Ainsi, 88% des femmes, dans le milieu urbain, ne travaillent pas. Ce qui signifie que le chômage et la pauvreté demeurent au féminin, a constaté la conseillère du PI, précisant que la participation de la femme aux activités économiques et dans le monde du travail avait nettement diminué pour passer de 26% en 2008 à 2% actuellement.

 

Un autre chiffre a été évoqué par la conseillère du PI pour souligner, cette fois, l’ampleur de la violence faite aux femmes avant la mise en place de la nouvelle loi. Environ sept millions de femmes ont été victimes, d’une manière ou d’une autre, de la violence, a-t-elle martelé. L’ampleur de ce fléau devrait interpeller tout le monde, d'autant qu’il touche la famille et s’étend aux établissements scolaires, sans parler des espaces publics, a-t-elle fait remarquer.

 

Le code de la famille a également été pointé du doigt par la parlementaire de l’Union générale des travailleurs au Maroc (UGTM), qui chapeaute aussi l’organisation de la femme istiqlalienne.
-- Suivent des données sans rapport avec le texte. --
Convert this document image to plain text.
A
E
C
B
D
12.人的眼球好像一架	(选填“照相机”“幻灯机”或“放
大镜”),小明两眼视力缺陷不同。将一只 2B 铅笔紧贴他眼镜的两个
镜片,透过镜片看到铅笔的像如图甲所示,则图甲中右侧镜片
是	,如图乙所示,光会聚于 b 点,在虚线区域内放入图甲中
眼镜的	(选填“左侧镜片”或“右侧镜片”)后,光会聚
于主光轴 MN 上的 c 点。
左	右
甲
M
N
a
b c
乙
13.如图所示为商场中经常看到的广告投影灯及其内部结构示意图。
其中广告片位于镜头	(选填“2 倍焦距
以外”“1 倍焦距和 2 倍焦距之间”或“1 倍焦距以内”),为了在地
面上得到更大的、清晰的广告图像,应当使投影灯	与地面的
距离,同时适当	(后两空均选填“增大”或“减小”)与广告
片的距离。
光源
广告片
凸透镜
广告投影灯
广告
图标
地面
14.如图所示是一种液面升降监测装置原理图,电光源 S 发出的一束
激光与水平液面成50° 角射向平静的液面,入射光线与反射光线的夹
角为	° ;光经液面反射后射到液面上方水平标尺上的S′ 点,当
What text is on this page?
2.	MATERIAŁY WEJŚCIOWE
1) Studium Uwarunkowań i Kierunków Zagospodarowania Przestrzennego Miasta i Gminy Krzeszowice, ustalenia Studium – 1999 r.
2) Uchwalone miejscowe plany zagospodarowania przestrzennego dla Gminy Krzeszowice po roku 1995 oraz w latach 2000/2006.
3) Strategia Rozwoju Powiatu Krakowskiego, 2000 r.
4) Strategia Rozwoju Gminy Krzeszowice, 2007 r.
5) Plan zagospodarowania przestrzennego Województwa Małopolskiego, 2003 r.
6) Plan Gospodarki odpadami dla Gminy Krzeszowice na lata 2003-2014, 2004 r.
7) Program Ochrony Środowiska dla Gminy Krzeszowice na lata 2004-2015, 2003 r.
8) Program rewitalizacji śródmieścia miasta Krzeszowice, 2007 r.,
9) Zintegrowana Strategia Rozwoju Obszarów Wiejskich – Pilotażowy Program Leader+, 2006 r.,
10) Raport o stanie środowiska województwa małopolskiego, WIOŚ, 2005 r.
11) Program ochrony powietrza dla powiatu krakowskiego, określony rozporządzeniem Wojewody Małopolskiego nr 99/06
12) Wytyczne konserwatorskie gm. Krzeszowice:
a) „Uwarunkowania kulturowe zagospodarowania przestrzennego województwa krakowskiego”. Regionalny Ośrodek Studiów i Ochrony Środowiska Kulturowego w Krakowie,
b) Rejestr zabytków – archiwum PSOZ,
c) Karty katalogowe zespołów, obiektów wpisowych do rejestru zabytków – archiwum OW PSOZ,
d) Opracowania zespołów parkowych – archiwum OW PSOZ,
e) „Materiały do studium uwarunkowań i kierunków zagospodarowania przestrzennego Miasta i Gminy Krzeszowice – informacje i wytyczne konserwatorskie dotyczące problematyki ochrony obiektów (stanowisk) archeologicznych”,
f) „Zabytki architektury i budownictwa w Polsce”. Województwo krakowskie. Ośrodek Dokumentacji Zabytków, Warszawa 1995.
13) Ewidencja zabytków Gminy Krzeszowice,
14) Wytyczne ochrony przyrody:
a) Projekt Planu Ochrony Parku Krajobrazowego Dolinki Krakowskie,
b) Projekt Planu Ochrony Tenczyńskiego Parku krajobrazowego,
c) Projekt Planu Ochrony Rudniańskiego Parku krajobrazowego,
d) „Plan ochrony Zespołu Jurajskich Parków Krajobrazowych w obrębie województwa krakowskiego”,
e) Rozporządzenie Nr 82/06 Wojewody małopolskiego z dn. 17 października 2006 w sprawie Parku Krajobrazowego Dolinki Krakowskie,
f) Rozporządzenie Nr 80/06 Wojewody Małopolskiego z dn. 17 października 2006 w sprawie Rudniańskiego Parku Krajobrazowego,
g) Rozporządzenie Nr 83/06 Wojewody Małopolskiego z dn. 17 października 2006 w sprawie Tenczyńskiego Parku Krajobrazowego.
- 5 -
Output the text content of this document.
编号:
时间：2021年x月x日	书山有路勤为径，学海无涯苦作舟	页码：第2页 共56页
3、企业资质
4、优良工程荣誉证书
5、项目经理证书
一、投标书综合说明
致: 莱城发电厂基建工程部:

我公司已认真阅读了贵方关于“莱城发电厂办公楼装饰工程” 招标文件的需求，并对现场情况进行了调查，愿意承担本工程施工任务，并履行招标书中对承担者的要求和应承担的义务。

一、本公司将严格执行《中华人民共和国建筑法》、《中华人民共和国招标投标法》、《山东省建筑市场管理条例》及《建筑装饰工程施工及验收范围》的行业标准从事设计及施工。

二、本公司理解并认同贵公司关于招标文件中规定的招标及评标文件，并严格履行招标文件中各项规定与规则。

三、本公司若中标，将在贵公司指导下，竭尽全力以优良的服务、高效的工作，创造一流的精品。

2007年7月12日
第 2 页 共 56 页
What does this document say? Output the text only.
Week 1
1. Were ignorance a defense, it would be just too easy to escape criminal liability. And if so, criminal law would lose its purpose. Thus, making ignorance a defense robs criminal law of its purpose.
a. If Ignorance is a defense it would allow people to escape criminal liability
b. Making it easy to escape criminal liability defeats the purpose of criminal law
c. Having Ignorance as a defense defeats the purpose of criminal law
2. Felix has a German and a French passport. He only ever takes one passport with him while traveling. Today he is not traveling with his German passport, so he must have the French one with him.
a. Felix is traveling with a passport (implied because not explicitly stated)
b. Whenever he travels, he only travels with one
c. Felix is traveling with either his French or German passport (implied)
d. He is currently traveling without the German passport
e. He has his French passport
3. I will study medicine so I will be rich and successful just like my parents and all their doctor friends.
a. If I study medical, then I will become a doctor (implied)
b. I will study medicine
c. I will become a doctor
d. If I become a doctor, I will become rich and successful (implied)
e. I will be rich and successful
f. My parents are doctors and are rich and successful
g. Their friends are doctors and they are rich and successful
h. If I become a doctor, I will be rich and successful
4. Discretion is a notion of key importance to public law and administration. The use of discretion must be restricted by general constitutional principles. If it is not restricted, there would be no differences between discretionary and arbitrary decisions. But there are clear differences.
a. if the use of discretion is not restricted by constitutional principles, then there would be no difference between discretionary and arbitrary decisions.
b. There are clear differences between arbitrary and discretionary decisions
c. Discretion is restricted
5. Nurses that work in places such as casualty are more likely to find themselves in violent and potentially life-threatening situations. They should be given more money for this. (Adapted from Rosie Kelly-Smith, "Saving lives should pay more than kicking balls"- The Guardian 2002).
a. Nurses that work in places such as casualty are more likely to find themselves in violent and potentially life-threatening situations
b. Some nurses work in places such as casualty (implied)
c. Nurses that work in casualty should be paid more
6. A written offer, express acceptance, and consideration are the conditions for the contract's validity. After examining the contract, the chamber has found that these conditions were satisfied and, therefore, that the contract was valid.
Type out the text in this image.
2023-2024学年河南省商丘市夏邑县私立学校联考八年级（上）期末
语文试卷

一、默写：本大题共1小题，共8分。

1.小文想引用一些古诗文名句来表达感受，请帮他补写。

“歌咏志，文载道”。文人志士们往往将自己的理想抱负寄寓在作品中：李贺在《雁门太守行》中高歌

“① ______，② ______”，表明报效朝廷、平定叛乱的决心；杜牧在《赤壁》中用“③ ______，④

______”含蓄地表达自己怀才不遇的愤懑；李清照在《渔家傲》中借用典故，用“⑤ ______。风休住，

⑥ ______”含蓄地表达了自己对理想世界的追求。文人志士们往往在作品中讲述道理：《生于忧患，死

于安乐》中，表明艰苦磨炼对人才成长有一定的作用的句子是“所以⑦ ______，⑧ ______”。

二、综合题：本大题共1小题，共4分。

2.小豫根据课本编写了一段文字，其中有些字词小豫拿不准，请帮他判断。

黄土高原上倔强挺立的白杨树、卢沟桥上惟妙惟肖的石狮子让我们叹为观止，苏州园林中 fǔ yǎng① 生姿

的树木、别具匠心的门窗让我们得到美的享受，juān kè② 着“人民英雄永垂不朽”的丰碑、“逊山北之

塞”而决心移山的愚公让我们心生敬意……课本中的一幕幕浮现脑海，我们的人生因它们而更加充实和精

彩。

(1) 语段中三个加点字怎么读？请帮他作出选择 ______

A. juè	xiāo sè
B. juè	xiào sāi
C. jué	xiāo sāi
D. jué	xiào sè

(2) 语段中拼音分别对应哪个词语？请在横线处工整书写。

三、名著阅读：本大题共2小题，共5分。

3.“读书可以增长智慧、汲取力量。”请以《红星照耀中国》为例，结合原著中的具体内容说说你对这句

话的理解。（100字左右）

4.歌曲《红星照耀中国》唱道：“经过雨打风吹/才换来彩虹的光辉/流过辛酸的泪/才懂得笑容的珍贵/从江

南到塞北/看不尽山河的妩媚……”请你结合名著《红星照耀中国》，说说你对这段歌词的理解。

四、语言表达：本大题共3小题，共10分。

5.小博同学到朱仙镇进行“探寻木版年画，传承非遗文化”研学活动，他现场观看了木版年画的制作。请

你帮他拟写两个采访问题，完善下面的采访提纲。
Dans certaines contrées enclavées, on assiste encore au mariage des mineures par le rituel de la Fatiha, ce qui revient à bafouer leurs droits, a-t-elle encore dit. Par ailleurs, poursuit le quotidien, la présidente de l’organisation de la femme istiqlalienne a soulevé le problème de la violence électronique qui fait des ravages et a mis en garde contre toute instrumentalisation idéologique ou politique de la question de la femme et de ses droits.